Editor Peter Randall Got Printer's Ink In His Veins

From the 75th Anniversary edition

Hampton Union

July 23, 1975

Editor Peter E. Randall Got Printer's Ink In His Veins

By Peter E. Randall

July 1964 - March 1966

Take one fresh-out-of-college journalist, combine with one famous and ambitious politician and mix together on a small weekly newspaper and you’re in for the recipe for the Randall Days as editor of Hampton Union.

In July 1964, I began 18 months employment for Wesley Powell, then publisher of Hampton Union. "Controversial" doesn’t really describe Wesley best but it’s the closest word I could use. Most people either hated or loved him and there were more than a few days when I had both emotions, sometimes only minutes apart.

No matter how one felt about Wesley though, he certainly wasn’t dull. Editorials and a column called "Around the Big Wheels" tickled his political friends and enraged those who considered him an enemy. We were particularly fortunate in acquiring scoops especially concerning county government, and there were often a few red faces around the county when the Hampton Union appeared sometime on Thursday.

Old Press

"Sometime" is really accurate because we were printing on a very old press that usually worked out mostly due to a loyal and innovative back-shop crew. And always with the help of the front-shop crew. The editor was expected to help out in the back shop when he was through writing stories. On Wednesday afternoons, I would change to old clothes and help to make up pages, set my own heads with hand type, then help collate papers as they came off the press. One week, due to an extra large pre- Christmas issue, I arrived one Wednesday morning at 7 and worked straight through until 3 Thursday morning. Ink spattered and greasy, I rolled into bed with the resolve that it was going to be the last pre-Christmas issue I would do for the Hampton Union!

Yet, I look back on those days with a sense of accomplishment. My work in the back shop gave me a real appreciation for that aspect of the paper and I soon learned how all the pieces of the weekly went together. I disliked having to peddle papers on a route on Thursday but I did get a chance to talk with store owners, paper boys and others who were always ready to give their opinions on both the paper and its owner.

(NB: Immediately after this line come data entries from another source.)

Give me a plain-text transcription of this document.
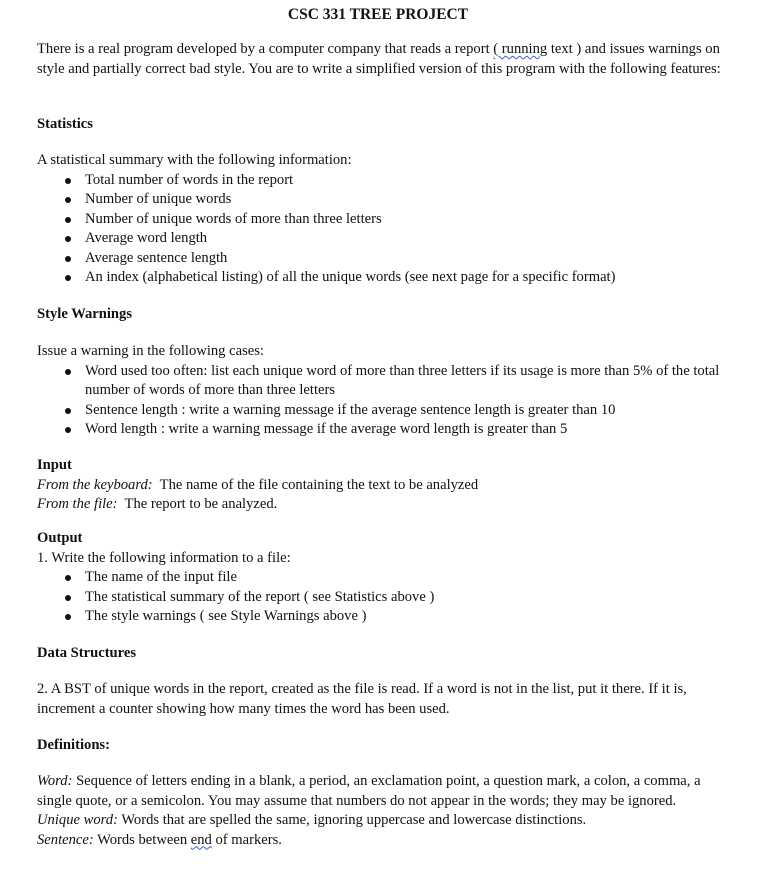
CSC 331 TREE PROJECT

There is a real program developed by a computer company that reads a report ( running text ) and issues warnings on style and partially correct bad style. You are to write a simplified version of this program with the following features:

Statistics

A statistical summary with the following information:

Total number of words in the report
Number of unique words
Number of unique words of more than three letters
Average word length
Average sentence length
An index (alphabetical listing) of all the unique words (see next page for a specific format)
Style Warnings

Issue a warning in the following cases:

Word used too often: list each unique word of more than three letters if its usage is more than 5% of the total number of words of more than three letters
Sentence length : write a warning message if the average sentence length is greater than 10
Word length : write a warning message if the average word length is greater than 5

Input

From the keyboard:  The name of the file containing the text to be analyzed

From the file:  The report to be analyzed.

Output

1. Write the following information to a file:

The name of the input file
The statistical summary of the report ( see Statistics above )
The style warnings ( see Style Warnings above )
Data Structures
2. A BST of unique words in the report, created as the file is read. If a word is not in the list, put it there. If it is, increment a counter showing how many times the word has been used.
Definitions:

Word: Sequence of letters ending in a blank, a period, an exclamation point, a question mark, a colon, a comma, a single quote, or a semicolon. You may assume that numbers do not appear in the words; they may be ignored.

Unique word: Words that are spelled the same, ignoring uppercase and lowercase distinctions.

Sentence: Words between end of markers.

There were other good times also. That difficult pre-Christmas issue was tempered in part because we printed a four-color Christmas picture on the front page and when has Hampton Union done that since! There was also the knowledge that Mrs. Powell always read the front page proofs and would be sure to pick up my misspellings! There are memories of working with the late Kirby Higgins and his wife Carrie. No matter how late I brought in film for processing, they always managed to get the prints out in time. There are memories of many town correspondents who reported the lesser known but perhaps more important day-to-day activities of seacoast residents.

Labor Day Riots

In my 18 months, two news events stand out most in my mind and both are connected. One was the Hampton Beach Labor Day riots. I was at the beach for one of those riots. As I walked along the boardwalk amidst the milling teen-agers, one boy of about 14 told me to get ready because it was going to begin in about 15 minutes. "What did he know" I thought, but he knew and it did begin.

It was about 3 a.m. before things calmed down enough for me to leave Dunfey’s Restaurant where a large group had gathered to avoid both the rock-throwing kids and the shotgun-firing policemen. Afterward, I sat through most of the trials of those arrested. Almost everyone was convicted, but all appealed and only one or two were convicted in Superior Court.

Related to this event was the firing of John Roden as chief of police. The selectmen decided he should be replaced and he was asked to resign. Roden refused and for weeks we carried articles, usually from the selectmen’s point of view.

Roden demanded a hearing, which was his right, but the paper was due out on the day of the hearing. On the day before, I met with Roden’s lawyer and got the basis of his defense and used it in the paper.

During a recess in the hearing, someone gave the selectmen and their lawyer a copy of the paper and they were enraged. I was called in and given the worst calling down from that lawyer I have ever received. They said we were unfair and biased in our reporting of the hearing. John Roden was never going to be rehired and he must have known that, but we gave him the only public "day in court" (because only a few people could fit in the actual courtroom) that he received. Knowing that John got his chance to make his points known, made those sharp words by the lawyer became dulled.

I left Hampton Union in March 1966 to work for New Hampshire Profiles. Those 18 months were really a brief period in my life but they are always remembered pleasantly. Printer’s ink got into my veins then, and it will always be there. For that experience I will always be grateful to Hampton Union and Wesley Powell.